Measure Harmful Content Impact with Key Metrics
Company: Meta
Role: Data Scientist
Category: Analytics & Experimentation
Difficulty: medium
Interview Round: Technical Screen
##### Scenario
A social-media platform needs to quantify how serious harmful or inappropriate user-generated content is, and what its impact on users and the business actually is. As a data scientist, you are asked to design the measurement framework.
##### Question
How would you measure the severity and platform impact of harmful content?
1. Which specific metric(s) would you choose as the primary (north-star) measure, and why? Consider candidates such as **View Prevalence**, **Content Prevalence**, and **Reach Prevalence**, and how (if at all) you would incorporate **severity weighting**.
2. What complementary or supporting metrics would you track alongside the primary metric (e.g., user exposure / reach, exposure intensity in the tail, time-weighted exposure, enforcement quality)?
3. Discuss the pros and cons of relying on **View Prevalence alone**. What does it capture well, and what does it hide or get wrong?

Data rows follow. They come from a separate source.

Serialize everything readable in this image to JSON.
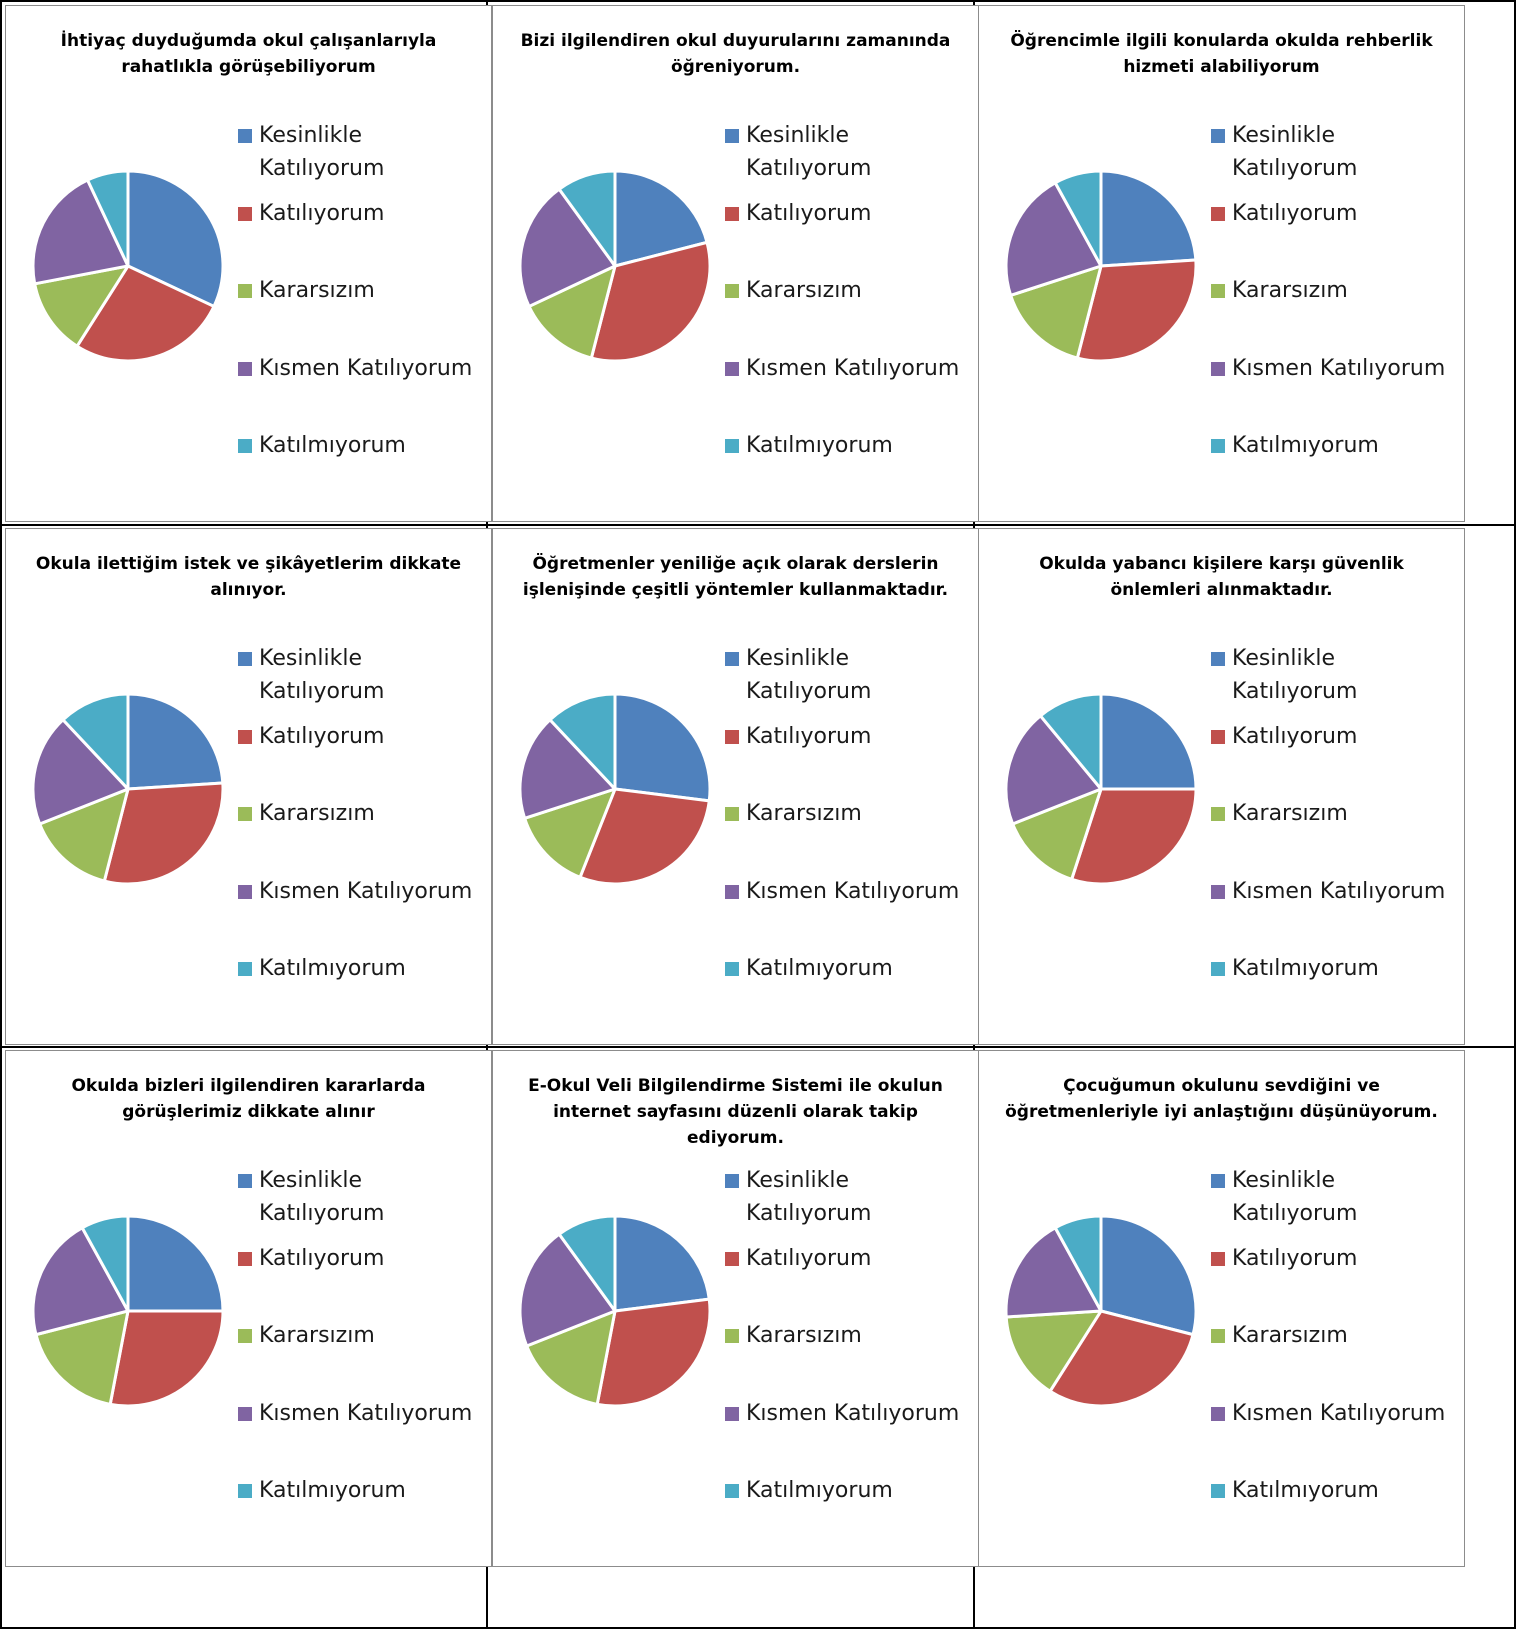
{
  "legend_labels": [
    "Kesinlikle Katılıyorum",
    "Katılıyorum",
    "Kararsızım",
    "Kısmen Katılıyorum",
    "Katılmıyorum"
  ],
  "colors": [
    "#4f81bd",
    "#c0504d",
    "#9bbb59",
    "#8064a2",
    "#4bacc6"
  ],
  "chart_data": [
    {
      "type": "pie",
      "title": "İhtiyaç duyduğumda okul çalışanlarıyla rahatlıkla görüşebiliyorum",
      "categories": [
        "Kesinlikle Katılıyorum",
        "Katılıyorum",
        "Kararsızım",
        "Kısmen Katılıyorum",
        "Katılmıyorum"
      ],
      "values": [
        32,
        27,
        13,
        21,
        7
      ]
    },
    {
      "type": "pie",
      "title": "Bizi ilgilendiren okul duyurularını zamanında öğreniyorum.",
      "categories": [
        "Kesinlikle Katılıyorum",
        "Katılıyorum",
        "Kararsızım",
        "Kısmen Katılıyorum",
        "Katılmıyorum"
      ],
      "values": [
        21,
        33,
        14,
        22,
        10
      ]
    },
    {
      "type": "pie",
      "title": "Öğrencimle ilgili konularda okulda rehberlik hizmeti alabiliyorum",
      "categories": [
        "Kesinlikle Katılıyorum",
        "Katılıyorum",
        "Kararsızım",
        "Kısmen Katılıyorum",
        "Katılmıyorum"
      ],
      "values": [
        24,
        30,
        16,
        22,
        8
      ]
    },
    {
      "type": "pie",
      "title": "Okula ilettiğim istek ve şikâyetlerim dikkate alınıyor.",
      "categories": [
        "Kesinlikle Katılıyorum",
        "Katılıyorum",
        "Kararsızım",
        "Kısmen Katılıyorum",
        "Katılmıyorum"
      ],
      "values": [
        24,
        30,
        15,
        19,
        12
      ]
    },
    {
      "type": "pie",
      "title": "Öğretmenler yeniliğe açık olarak derslerin işlenişinde çeşitli yöntemler kullanmaktadır.",
      "categories": [
        "Kesinlikle Katılıyorum",
        "Katılıyorum",
        "Kararsızım",
        "Kısmen Katılıyorum",
        "Katılmıyorum"
      ],
      "values": [
        27,
        29,
        14,
        18,
        12
      ]
    },
    {
      "type": "pie",
      "title": "Okulda yabancı kişilere karşı güvenlik önlemleri alınmaktadır.",
      "categories": [
        "Kesinlikle Katılıyorum",
        "Katılıyorum",
        "Kararsızım",
        "Kısmen Katılıyorum",
        "Katılmıyorum"
      ],
      "values": [
        25,
        30,
        14,
        20,
        11
      ]
    },
    {
      "type": "pie",
      "title": "Okulda bizleri ilgilendiren kararlarda görüşlerimiz dikkate alınır",
      "categories": [
        "Kesinlikle Katılıyorum",
        "Katılıyorum",
        "Kararsızım",
        "Kısmen Katılıyorum",
        "Katılmıyorum"
      ],
      "values": [
        25,
        28,
        18,
        21,
        8
      ]
    },
    {
      "type": "pie",
      "title": "E-Okul Veli Bilgilendirme Sistemi ile okulun internet sayfasını düzenli olarak takip ediyorum.",
      "categories": [
        "Kesinlikle Katılıyorum",
        "Katılıyorum",
        "Kararsızım",
        "Kısmen Katılıyorum",
        "Katılmıyorum"
      ],
      "values": [
        23,
        30,
        16,
        21,
        10
      ]
    },
    {
      "type": "pie",
      "title": "Çocuğumun okulunu sevdiğini ve öğretmenleriyle iyi anlaştığını düşünüyorum.",
      "categories": [
        "Kesinlikle Katılıyorum",
        "Katılıyorum",
        "Kararsızım",
        "Kısmen Katılıyorum",
        "Katılmıyorum"
      ],
      "values": [
        29,
        30,
        15,
        18,
        8
      ]
    }
  ]
}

4. How would you ensure the measurement is **unbiased and timely** (sampling, human labeling, classifier calibration, confidence intervals, segmentation)?
##### Hints
Tie metrics to user exposure and business risk; compare incidence-based (creator/supply-side) vs. view-weighted (exposure-side) rates; address severity buckets, breadth vs. depth of harm, denominator/window sensitivity, and measurement latency. Distinguish how many *items* are harmful, how many *views* are harmful, and how many *users* are touched.
Quick Answer: A Meta data scientist analytics-screen question on measuring the severity and platform impact of harmful content. It asks you to choose a primary metric (view, content, or reach prevalence, with severity weighting), pick complementary metrics, weigh the pros and cons of view prevalence alone, and design an unbiased, timely estimation approach.